けいれん止め座薬の使い方
                                                   
2025.11.3
●ダイアップ坐剤とは

ダイアップ坐剤は、ジアゼパムという抗けいれん剤の座薬です。4mg、6mg、10mgの3種類あります。
体重に0.4~0.5かけた量を目安に使用します。(たとえば、10kgのお子さまなら、ダイアップ坐剤4mgを使用します)

●ダイアップ坐剤の使用方法
熱性けいれんは急激に体温が上昇する時に起こりやすいので、体温が37.5℃以上で(さらに上がりそうな時に)使います。
使用方法は、37.5℃以上の発熱に気付いたら、ただちに1回目を挿入します。そして、38℃以上の発熱が続いていれば、8時間後にもう1度坐薬を挿入します。

ダイアップ坐剤を直腸内に挿入することにより、15分後には有効血中濃度に到達し、2回投与で36~48時間は効果が続くことが明らかにされています。このように2回使用すれば、熱性けいれんはほぼ防げるといわれています。このダイアップ坐剤の使用方法は、熱性けいれんの予防法として、広く行われてきた方法でした。

しかし、最近では熱性けいれんの70%は再発しないこと、ダイアップ使用ではミダゾラムと異なり、すぐけいれんを止める即効性は無いこと、ダイアップ坐剤を使用しても、使用しなくても予後は変わらないという報告があること、ダイアップ(ジアゼパム)にはふらふらするなどの副作用があること、などから使用基準を求める声が上がり、2015年小児神経学会は「熱性けいれんの診療ガイドライン2015」を公表し、ダイアップ坐剤の使用基準(適応基準)を公表しました。

このガイドラインによる、ダイアップ坐剤の使用基準は、
まず「けいれんが15分以上続いたこと」、
さらに次の6項目のうち、
①焦点性発作、または24時間以内に反復
②熱性けいれん出現前から存在する神経異常、発達遅滞
③熱性けいれん、またはてんかんの家族歴
④12ヶ月未満の乳児のけいれん
⑤発熱1時間以内に起こしたけいれん
⑥38.0℃未満のけいれん出現
2項目以上を2回以上反復した場合にダイアップの適応を考える、とその使用が厳格化されました。

当クリニックも、基本的には1回の単純型の熱性けいれんではダイアップ坐剤は処方しません。
2回以上熱性けいれんを繰り返したお子さまについては、上記のガイドラインのダイアップ坐剤の使用基準をお母さまに説明し、使用については相談の上で決定する。という方針で対処しています。

●ダイアップ坐剤の副作用について
眠気、ふらつき、まれに興奮等がみられることがありますが、2~3時間でおさまることが多いので、心配は要りません。ふらつきなどの症状が続く場合は、一度受診して診察を受けて下さい。(ダイアップの副作用というよりは、元の病気そのものの症状の悪化の可能性も疑われるため)
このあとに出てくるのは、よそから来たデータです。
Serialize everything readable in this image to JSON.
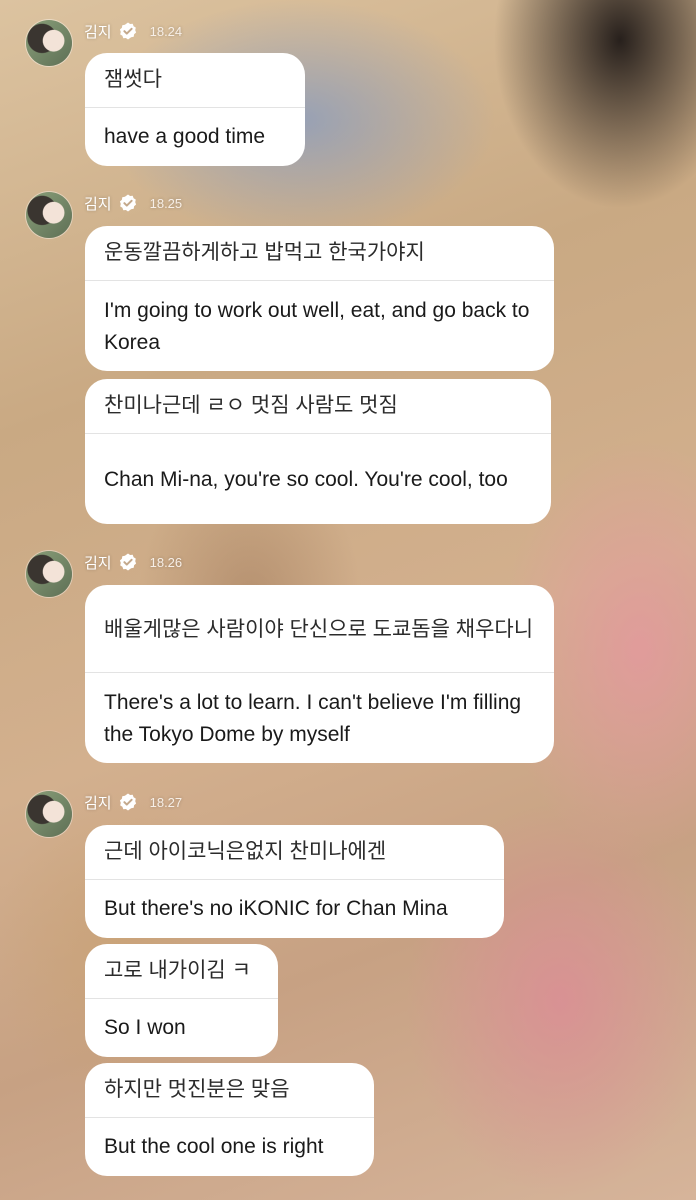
{
  "sender": {
    "name": "김지",
    "verified_icon": "verified-badge-icon"
  },
  "groups": [
    {
      "time": "18.24",
      "messages": [
        {
          "ko": "잼썻다",
          "en": "have a good time"
        }
      ]
    },
    {
      "time": "18.25",
      "messages": [
        {
          "ko": "운동깔끔하게하고 밥먹고 한국가야지",
          "en": "I'm going to work out well, eat, and go back to Korea"
        },
        {
          "ko": "찬미나근데 ㄹㅇ 멋짐 사람도 멋짐",
          "en": "Chan Mi-na, you're so cool. You're cool, too"
        }
      ]
    },
    {
      "time": "18.26",
      "messages": [
        {
          "ko": "배울게많은 사람이야 단신으로 도쿄돔을 채우다니",
          "en": "There's a lot to learn. I can't believe I'm filling the Tokyo Dome by myself"
        }
      ]
    },
    {
      "time": "18.27",
      "messages": [
        {
          "ko": "근데 아이코닉은없지 찬미나에겐",
          "en": "But there's no iKONIC for Chan Mina"
        },
        {
          "ko": "고로 내가이김 ㅋ",
          "en": "So I won"
        },
        {
          "ko": "하지만 멋진분은 맞음",
          "en": "But the cool one is right"
        }
      ]
    }
  ]
}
●体温が37.5℃以上になったら、すぐ使用したほうがよいか?
赤ちゃんが入浴の後、食事の後、高温環境下(夏の昼間、車の中)の時に、体温が37.5℃以上に上昇することはよく経験します。そのたびにダイアップを挿入することは、実際は不可能ですし、副作用の面からも好ましくありません。
体温が37.5℃以上となり、さらにぐんぐん体温が上昇するような時に使用を考えるのがよいでしょう。

●他の坐剤との間隔は?
解熱剤の坐薬(アンヒバ坐薬など)は、ダイアップ坐剤を使用して30分以上あけてから使用して下さい。
ダイアップ坐剤とアンヒバ坐剤はお互いの吸収を抑えあってしまいます。
発熱時に熱性けいれんを頻発するお子さまは、まずダイアップ坐剤の使用を優先して考えて下さい。

●いつまで使用を続けるか?
当クリニックでは、始めてのけいれんの場合は、基本的にダイアップ坐剤を使用せず様子を見る、2回目以降のけいれんでは、条件によってダイアップ座薬を処方する、とお話しさせていただいています。(上記の説明の通り)
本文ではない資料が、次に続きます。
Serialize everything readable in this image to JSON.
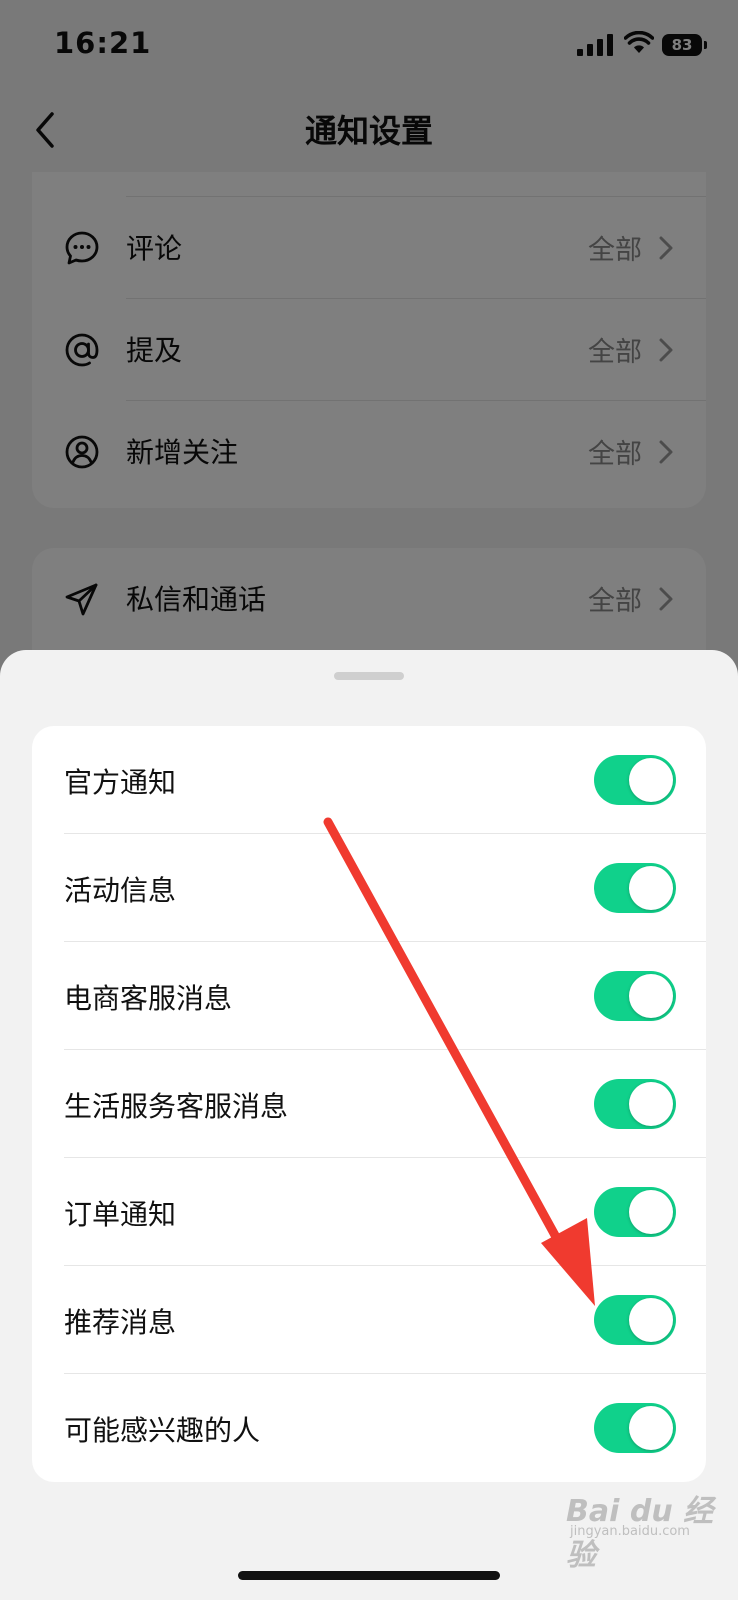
{
  "status_bar": {
    "time": "16:21",
    "battery": "83"
  },
  "header": {
    "title": "通知设置"
  },
  "background_list": {
    "card1": [
      {
        "icon": "comment-icon",
        "label": "评论",
        "value": "全部"
      },
      {
        "icon": "at-mention-icon",
        "label": "提及",
        "value": "全部"
      },
      {
        "icon": "user-circle-icon",
        "label": "新增关注",
        "value": "全部"
      }
    ],
    "card2": [
      {
        "icon": "send-icon",
        "label": "私信和通话",
        "value": "全部"
      }
    ]
  },
  "sheet": {
    "items": [
      {
        "label": "官方通知",
        "enabled": true
      },
      {
        "label": "活动信息",
        "enabled": true
      },
      {
        "label": "电商客服消息",
        "enabled": true
      },
      {
        "label": "生活服务客服消息",
        "enabled": true
      },
      {
        "label": "订单通知",
        "enabled": true
      },
      {
        "label": "推荐消息",
        "enabled": true
      },
      {
        "label": "可能感兴趣的人",
        "enabled": true
      }
    ]
  },
  "colors": {
    "toggle_on": "#10d18b",
    "annotation_arrow": "#f03a2f"
  },
  "watermark": {
    "text": "Bai du 经验",
    "sub": "jingyan.baidu.com"
  }
}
ダイアップの処方を始めた場合、いつまで使用を続けるかは、個別にお子さまの状態、けいれんの経過、ご家族のご希望もお聞きして、判断させていただいています。
他院でダイアップが処方されている場合は、処方された医師とご相談してください。当クリニックで投薬の有無を判断することは、処方医のお考えがわからないため、差し控えさせていただきます。